Yesterday there was a man in the dining hall who is not normally there. In fact, it was probably the first and last time he would be there. Picture a stereotypical Buddhist monk. That’s close to what he looked like. I don’t think he was actually a Buddhist monk though. He had a bunch of food in plastic packaging arrayed in front of him, and a white pentagonal wagon covered in red letters. I don’t remember the exact words, but the message was something about peace and love. Also, a brief mission statement. That was a subject that he was happy to talk about when asked.
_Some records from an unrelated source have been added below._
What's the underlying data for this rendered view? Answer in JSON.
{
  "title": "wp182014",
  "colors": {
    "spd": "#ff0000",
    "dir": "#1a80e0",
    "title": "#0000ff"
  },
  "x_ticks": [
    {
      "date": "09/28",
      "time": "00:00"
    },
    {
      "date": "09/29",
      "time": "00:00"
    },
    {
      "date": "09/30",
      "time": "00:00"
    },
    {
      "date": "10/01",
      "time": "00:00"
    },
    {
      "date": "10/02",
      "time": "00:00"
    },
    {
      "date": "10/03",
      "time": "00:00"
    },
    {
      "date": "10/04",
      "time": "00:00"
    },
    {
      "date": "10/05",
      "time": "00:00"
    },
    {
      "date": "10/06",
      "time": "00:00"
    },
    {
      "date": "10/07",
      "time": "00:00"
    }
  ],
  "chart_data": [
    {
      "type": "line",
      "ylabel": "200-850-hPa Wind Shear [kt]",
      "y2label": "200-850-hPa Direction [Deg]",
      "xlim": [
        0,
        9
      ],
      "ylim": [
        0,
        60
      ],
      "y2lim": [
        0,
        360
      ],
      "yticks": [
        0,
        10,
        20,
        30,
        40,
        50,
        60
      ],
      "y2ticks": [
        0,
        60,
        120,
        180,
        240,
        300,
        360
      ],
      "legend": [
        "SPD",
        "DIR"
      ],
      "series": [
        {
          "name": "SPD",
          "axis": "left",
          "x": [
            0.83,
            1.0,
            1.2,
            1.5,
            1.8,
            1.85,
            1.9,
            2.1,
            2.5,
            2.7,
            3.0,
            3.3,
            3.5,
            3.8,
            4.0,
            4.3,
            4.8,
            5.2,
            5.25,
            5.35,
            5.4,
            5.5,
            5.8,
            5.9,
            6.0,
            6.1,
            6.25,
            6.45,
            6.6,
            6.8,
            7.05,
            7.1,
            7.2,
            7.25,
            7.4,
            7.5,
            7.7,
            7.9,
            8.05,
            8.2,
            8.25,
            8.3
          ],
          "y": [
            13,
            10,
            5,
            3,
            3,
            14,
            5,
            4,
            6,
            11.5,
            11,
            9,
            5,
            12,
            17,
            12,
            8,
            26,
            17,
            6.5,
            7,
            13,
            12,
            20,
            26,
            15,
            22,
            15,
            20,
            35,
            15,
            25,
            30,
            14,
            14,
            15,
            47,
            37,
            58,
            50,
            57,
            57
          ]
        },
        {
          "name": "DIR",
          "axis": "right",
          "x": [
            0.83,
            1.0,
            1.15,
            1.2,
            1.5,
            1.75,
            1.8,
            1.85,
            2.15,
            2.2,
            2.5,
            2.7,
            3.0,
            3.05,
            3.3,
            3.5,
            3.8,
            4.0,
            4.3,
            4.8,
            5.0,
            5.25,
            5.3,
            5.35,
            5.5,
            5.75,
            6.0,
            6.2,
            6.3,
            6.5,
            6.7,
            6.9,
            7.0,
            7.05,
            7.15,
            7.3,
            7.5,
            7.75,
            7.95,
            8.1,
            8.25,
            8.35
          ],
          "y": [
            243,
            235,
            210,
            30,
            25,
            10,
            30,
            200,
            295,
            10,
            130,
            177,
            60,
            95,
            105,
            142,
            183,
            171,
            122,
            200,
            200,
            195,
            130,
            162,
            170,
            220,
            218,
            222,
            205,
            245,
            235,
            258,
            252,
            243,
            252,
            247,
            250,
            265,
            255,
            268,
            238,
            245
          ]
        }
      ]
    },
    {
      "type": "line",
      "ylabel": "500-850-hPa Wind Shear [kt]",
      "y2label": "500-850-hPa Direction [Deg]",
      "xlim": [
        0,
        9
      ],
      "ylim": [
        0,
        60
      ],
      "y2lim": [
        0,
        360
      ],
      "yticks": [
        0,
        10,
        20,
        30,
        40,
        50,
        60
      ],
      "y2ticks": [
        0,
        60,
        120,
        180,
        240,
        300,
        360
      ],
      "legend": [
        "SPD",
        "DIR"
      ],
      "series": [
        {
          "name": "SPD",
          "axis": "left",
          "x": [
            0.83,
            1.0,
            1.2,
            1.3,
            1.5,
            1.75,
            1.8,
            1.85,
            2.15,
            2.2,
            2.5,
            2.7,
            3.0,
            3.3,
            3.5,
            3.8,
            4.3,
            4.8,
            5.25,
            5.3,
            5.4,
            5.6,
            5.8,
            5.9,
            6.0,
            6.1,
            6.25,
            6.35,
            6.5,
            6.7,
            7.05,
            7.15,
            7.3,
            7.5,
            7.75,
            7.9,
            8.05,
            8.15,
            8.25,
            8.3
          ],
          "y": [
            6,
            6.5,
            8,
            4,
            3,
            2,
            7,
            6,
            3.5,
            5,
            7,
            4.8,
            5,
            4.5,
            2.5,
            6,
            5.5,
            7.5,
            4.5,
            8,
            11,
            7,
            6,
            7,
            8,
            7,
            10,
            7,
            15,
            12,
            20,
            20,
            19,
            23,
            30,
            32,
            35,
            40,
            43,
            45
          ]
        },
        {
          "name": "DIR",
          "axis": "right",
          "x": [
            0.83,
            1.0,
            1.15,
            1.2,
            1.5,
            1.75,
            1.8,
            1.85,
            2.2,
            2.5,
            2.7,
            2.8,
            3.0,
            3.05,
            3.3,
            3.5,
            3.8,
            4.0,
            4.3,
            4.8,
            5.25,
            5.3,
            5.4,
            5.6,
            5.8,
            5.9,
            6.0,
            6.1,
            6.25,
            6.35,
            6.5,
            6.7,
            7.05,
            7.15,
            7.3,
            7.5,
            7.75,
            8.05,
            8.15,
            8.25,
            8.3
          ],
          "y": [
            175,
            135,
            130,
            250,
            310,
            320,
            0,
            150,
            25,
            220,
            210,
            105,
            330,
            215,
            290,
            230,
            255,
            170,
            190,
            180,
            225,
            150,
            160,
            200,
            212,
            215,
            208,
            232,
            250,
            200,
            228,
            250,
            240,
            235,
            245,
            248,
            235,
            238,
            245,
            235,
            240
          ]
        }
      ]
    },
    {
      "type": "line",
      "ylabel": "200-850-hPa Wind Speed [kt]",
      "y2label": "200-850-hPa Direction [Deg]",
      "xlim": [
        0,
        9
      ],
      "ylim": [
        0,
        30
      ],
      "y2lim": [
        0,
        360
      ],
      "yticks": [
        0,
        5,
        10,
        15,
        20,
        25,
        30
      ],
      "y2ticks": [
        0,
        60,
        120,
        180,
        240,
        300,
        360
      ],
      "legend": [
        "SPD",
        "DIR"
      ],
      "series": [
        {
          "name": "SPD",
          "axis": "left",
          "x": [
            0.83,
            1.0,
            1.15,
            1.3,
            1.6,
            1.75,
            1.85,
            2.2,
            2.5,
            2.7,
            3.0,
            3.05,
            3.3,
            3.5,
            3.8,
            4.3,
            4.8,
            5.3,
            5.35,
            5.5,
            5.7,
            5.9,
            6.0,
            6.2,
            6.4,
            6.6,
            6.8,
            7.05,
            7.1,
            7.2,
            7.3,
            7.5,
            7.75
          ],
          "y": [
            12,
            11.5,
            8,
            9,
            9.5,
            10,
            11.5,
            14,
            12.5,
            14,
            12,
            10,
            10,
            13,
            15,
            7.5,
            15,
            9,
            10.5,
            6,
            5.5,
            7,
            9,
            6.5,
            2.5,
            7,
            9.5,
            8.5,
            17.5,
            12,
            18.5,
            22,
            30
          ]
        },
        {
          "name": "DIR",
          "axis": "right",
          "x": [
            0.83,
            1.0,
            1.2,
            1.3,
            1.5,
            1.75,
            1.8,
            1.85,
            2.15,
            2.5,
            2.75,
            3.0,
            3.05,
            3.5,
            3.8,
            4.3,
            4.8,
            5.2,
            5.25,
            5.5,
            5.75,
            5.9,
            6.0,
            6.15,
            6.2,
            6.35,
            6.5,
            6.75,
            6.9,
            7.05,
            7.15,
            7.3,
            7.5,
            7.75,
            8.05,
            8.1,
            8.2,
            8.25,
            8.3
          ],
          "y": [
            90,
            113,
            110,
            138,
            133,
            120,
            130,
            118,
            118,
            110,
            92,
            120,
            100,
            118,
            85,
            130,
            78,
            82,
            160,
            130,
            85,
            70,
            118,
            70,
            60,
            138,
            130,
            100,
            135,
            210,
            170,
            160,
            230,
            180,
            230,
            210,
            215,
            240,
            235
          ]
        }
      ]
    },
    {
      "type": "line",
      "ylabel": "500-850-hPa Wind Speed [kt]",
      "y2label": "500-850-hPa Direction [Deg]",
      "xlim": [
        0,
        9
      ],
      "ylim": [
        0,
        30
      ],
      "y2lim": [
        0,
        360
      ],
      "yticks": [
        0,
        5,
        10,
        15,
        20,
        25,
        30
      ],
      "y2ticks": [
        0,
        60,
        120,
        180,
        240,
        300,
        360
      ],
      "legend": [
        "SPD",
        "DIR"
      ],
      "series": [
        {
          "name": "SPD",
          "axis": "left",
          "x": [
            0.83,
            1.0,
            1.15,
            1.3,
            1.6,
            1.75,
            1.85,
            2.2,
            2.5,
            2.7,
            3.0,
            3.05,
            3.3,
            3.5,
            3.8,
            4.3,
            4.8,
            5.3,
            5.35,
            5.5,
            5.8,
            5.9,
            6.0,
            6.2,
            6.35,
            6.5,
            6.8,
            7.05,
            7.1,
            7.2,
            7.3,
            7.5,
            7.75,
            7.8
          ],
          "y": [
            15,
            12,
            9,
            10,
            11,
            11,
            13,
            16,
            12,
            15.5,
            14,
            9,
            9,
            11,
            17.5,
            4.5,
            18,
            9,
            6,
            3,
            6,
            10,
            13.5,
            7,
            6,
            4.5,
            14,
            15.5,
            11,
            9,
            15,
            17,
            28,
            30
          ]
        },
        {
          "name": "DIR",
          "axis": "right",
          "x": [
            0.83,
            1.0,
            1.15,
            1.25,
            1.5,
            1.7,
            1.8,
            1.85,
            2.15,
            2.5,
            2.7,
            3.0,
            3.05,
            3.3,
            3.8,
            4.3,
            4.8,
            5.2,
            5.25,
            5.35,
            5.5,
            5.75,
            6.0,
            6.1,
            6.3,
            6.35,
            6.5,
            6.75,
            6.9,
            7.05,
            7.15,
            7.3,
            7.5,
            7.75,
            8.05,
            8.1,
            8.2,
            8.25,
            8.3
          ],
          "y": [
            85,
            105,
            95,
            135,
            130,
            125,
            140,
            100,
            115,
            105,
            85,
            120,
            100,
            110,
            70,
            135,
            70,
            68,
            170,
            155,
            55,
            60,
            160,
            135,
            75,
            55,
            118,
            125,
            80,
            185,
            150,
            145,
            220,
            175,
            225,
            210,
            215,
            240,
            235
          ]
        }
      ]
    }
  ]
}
He told me that he had decided to walk across the entire world, living only off the generosity of others. He would accept gifts of food, water and clothing, but never money. Not a single penny. “But,” said I, “how do you intend to walk the whole world? You would need to cross an ocean eventually to do that.” To that, he said this: “in ten years, I will be in Argentina. There, I will get on a sailboat. No motor, no pollution. I will sail across the ocean once.” I asked him how he could justify his stock of plastic-wrapped food if he were concerned about pollution. He said that it was a necessary evil: he couldn’t get food otherwise. He said that humans were a necessary evil. He told me that, confronted with the evil of his existence, he once tried to kill himself. Now, he seeks to correct a decadent society. He told me that humans were too concerned with their own pleasure – that they had lost sight of their purpose, and that they had lost sight of a simple truth of the universe. He told me this: everything is alive. Every rock, every tree, every molecule, even the empty space between atoms or between worlds. I was a little skeptical of that part, but “life” isn’t as well-defined as I’d like to think. Gesturing wildly, he told me these things.
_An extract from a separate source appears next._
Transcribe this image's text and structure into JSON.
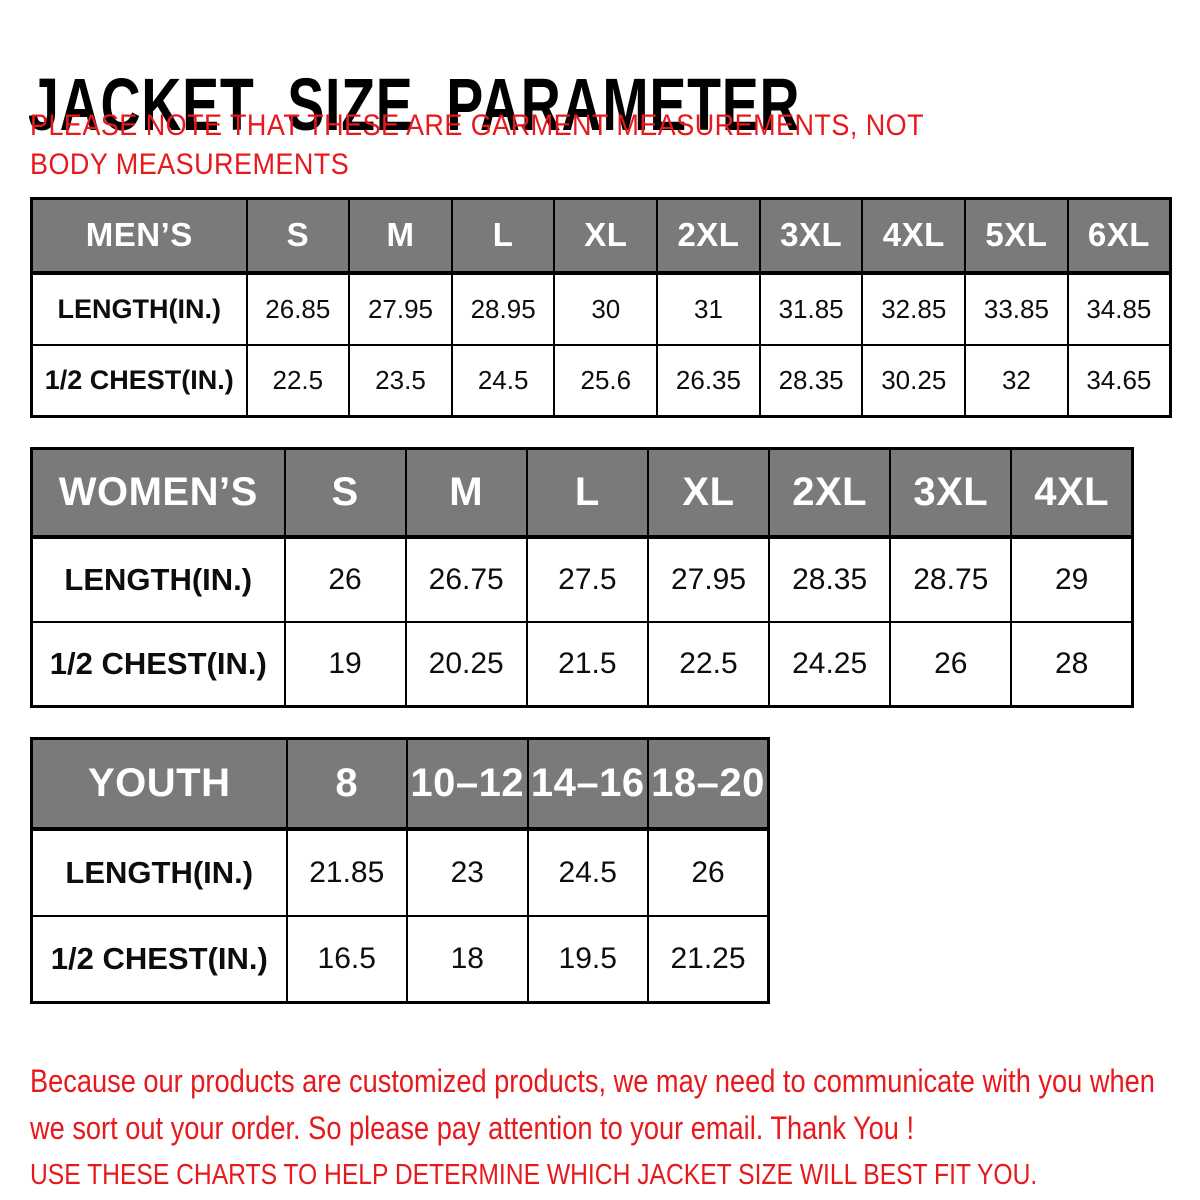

The last time I saw the man, he was still in the dining hall, talking to a pair of security guards. He was gone this morning.

Earlier this evening, I was running along the shore when a different man cried out to me from the beach. Maybe beach is the wrong word. Beach implies sand, while this was more of a rocky slope down to the ocean. English ought to have a word for that. Anyway, this robust-looking bearded man was showing a thick, wet rope to me. He said this: “this is a basket.” I probably looked a little confused, so he explained further. He was collecting rope that had washed up on the shore. Then, he was going to make it into baskets. I agreed that it was a good idea. He told me this: “any gesture is important, even if it’s just symbolic.” Then he thanked me for attending the Standing Rock protests. That struck me as a little odd, mostly because I never actually did that. So I told him that I’d donated (which was true) but hadn’t been there in person (also true.) He said it didn’t matter that I hadn’t been there in person, and thanked me.

After that, I ran through Point Ruston. It looks like a fairly high end neighborhood, but the construction work makes it difficult to navigate. Then, I went up a hill and turned back toward campus.